The year following Campbell’s return to Scotland saw an initiative that was to result in probably his most important and lasting contribution. After the third Tory victory in the 1987 election, the Campaign for a Scottish Parliament decided the time was right to try for a Constitutional Convention. They set up the Claim of Right committee to prepare proposals chaired by Sir Robert Grieve. Campbell and the STUC were strong supporters. John Hendry, the veteran STUC assistant secretary and Pat Kelly, a close Campbell ally, were on the committee and when the report was published, the STUC gave its full backing and did what they could to get Labour Party participation which was still very much in doubt. Throughout the Convention process, Campbell used his negotiating skills and trade union influence to get the most radical scheme possible. He was not the most popular person among sections of the Parliamentary Labour Party, something of which he was well aware, but he had a strong institutional position and wide respect beyond the core trade union movement so he could not easily be marginalised. He, together with Bill Spiers, played a key role in persuading the unions to back a proportional voting system and it was these votes that were crucial in changing Labour policy. He was a feminist and was a strong supporter of attempts to get gender equality in representation written into the constitutional scheme and while this was not successful (largely because of the opposition of the Liberal Democrats), it did have a strong influence on internal Labour Party arrangements.
Campbell and his deputy Bill Speirs made the STUC the central hub for a wide variety of radical causes – peace movement, anti-racism, anti-poverty, feminism – all clustered round the STUC. It helped to give Scotland a more integrated ‘progressive’ consensus.
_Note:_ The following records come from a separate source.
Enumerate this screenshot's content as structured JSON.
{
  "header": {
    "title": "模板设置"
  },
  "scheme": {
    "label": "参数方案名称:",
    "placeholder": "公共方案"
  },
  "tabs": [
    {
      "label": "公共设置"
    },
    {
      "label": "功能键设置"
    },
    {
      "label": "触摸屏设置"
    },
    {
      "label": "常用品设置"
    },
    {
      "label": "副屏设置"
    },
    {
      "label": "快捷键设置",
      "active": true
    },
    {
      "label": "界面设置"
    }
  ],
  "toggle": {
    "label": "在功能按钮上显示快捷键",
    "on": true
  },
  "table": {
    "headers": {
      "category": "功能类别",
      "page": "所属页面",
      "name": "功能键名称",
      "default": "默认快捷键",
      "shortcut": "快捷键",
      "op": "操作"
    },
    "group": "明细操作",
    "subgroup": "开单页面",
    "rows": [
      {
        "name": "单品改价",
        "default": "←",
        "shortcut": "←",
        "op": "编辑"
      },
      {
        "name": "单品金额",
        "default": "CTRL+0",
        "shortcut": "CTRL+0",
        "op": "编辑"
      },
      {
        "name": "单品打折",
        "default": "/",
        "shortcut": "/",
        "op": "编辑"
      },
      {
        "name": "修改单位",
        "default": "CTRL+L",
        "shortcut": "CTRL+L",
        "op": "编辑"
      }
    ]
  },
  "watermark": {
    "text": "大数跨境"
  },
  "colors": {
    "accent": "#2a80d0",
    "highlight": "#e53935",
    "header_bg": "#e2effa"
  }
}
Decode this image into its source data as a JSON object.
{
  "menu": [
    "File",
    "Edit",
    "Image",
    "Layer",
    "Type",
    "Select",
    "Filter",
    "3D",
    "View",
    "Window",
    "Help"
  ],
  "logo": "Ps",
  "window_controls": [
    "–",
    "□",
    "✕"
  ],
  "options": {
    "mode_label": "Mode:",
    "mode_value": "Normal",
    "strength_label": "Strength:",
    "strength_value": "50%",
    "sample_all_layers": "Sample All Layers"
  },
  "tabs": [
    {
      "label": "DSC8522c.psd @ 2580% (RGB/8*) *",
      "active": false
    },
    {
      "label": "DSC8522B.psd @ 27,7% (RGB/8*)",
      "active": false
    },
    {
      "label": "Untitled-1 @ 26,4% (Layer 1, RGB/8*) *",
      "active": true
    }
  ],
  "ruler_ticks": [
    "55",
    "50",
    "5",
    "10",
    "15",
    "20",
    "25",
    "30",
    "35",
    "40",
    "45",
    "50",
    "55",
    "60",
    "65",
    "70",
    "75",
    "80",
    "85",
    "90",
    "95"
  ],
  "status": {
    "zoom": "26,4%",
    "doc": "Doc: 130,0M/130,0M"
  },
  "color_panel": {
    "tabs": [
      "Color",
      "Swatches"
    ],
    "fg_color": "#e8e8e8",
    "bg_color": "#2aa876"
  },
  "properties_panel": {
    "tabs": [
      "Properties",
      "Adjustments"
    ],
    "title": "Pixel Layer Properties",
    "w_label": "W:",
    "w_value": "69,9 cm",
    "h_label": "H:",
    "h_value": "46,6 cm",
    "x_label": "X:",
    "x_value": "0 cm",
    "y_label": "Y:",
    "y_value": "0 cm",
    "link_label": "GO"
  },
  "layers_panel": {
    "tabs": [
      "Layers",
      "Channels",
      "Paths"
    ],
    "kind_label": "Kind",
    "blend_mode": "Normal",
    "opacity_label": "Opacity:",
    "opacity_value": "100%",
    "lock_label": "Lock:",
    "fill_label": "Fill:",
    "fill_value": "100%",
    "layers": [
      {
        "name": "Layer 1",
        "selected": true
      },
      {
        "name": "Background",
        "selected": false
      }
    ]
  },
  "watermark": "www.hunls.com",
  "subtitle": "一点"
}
Campbell always had a vision for the broad social partnership model of governance. He supported the Scottish Civic Forum during the 1990s and became its Convener. After Holyrood was established, it was difficult for him to get STUC support for the Forum and the same was true of another strong Forum supporter, Martin Sime of SCVO. There was concern in both organisations that if the politicians took the Civic Forum seriously, it would undermine their role. While he put considerable effort into the project, neither the social partners nor the politicians did take it seriously and withdrew funding as soon as they felt they could. Campbell typically regretted this view and believed there needed to be a new vision of governance for Scotland which would strengthen, not marginalise the civic dimension.
One of the qualities that made him so effective was that he was genuinely radical while always conveying the impression of being reasonable, amiable and calm. I never heard him raise his voice or give outward signs of losing his temper no matter how trying the circumstances. He was the right man for the time but there was so much he could still have contributed.